Do Automatically Generated Test Cases Make Debugging Easier? An Experimental Assessment of Debugging Effectiveness and Efficiency

Ceccato, Mariano; Marchetto, Alessandro; Mariani, Leonardo; Nguyen, Cu Duy; Tonella, Paolo

doi:10.1145/2768829

Several techniques and tools have been proposed for the automatic generation of test cases. Usually, these tools are evaluated in terms of fault-revealing or coverage capability, but their impact on the manual debugging activity is not considered. The question is whether automatically generated test cases are equally effective in supporting debugging as manually written tests. We conducted a family of three experiments (five replications) with humans (in total, 55 subjects) to assess whether the features of automatically generated test cases, which make them less readable and understandable (e.g., unclear test scenarios, meaningless identifiers), have an impact on the effectiveness and efficiency of debugging. The first two experiments compare different test case generation tools (Randoop vs. EvoSuite).
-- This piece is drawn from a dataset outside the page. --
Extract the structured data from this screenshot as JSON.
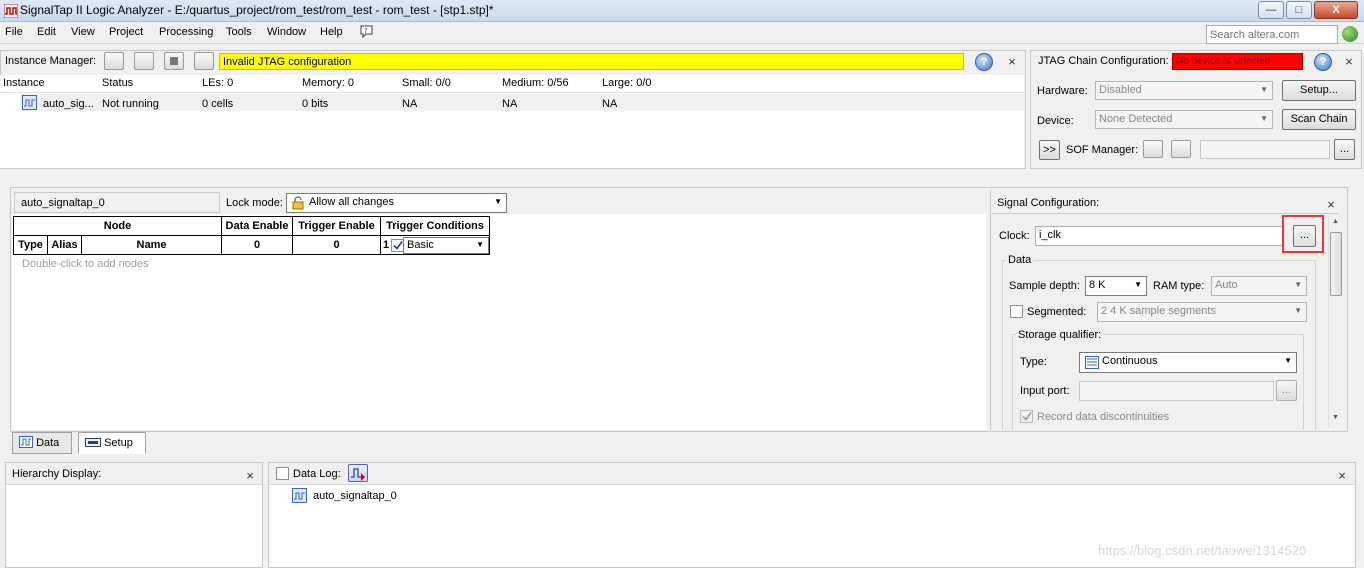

The third experiment investigates the role of code identifiers in test cases (obfuscated vs. original identifiers), since a major difference between manual and automatically generated test cases is that the latter contain meaningless (obfuscated) identifiers. We show that automatically generated test cases are as useful for debugging as manual test cases. Furthermore, we find that, for less experienced developers, automatic tests are more useful on average due to their lower static and dynamic complexity.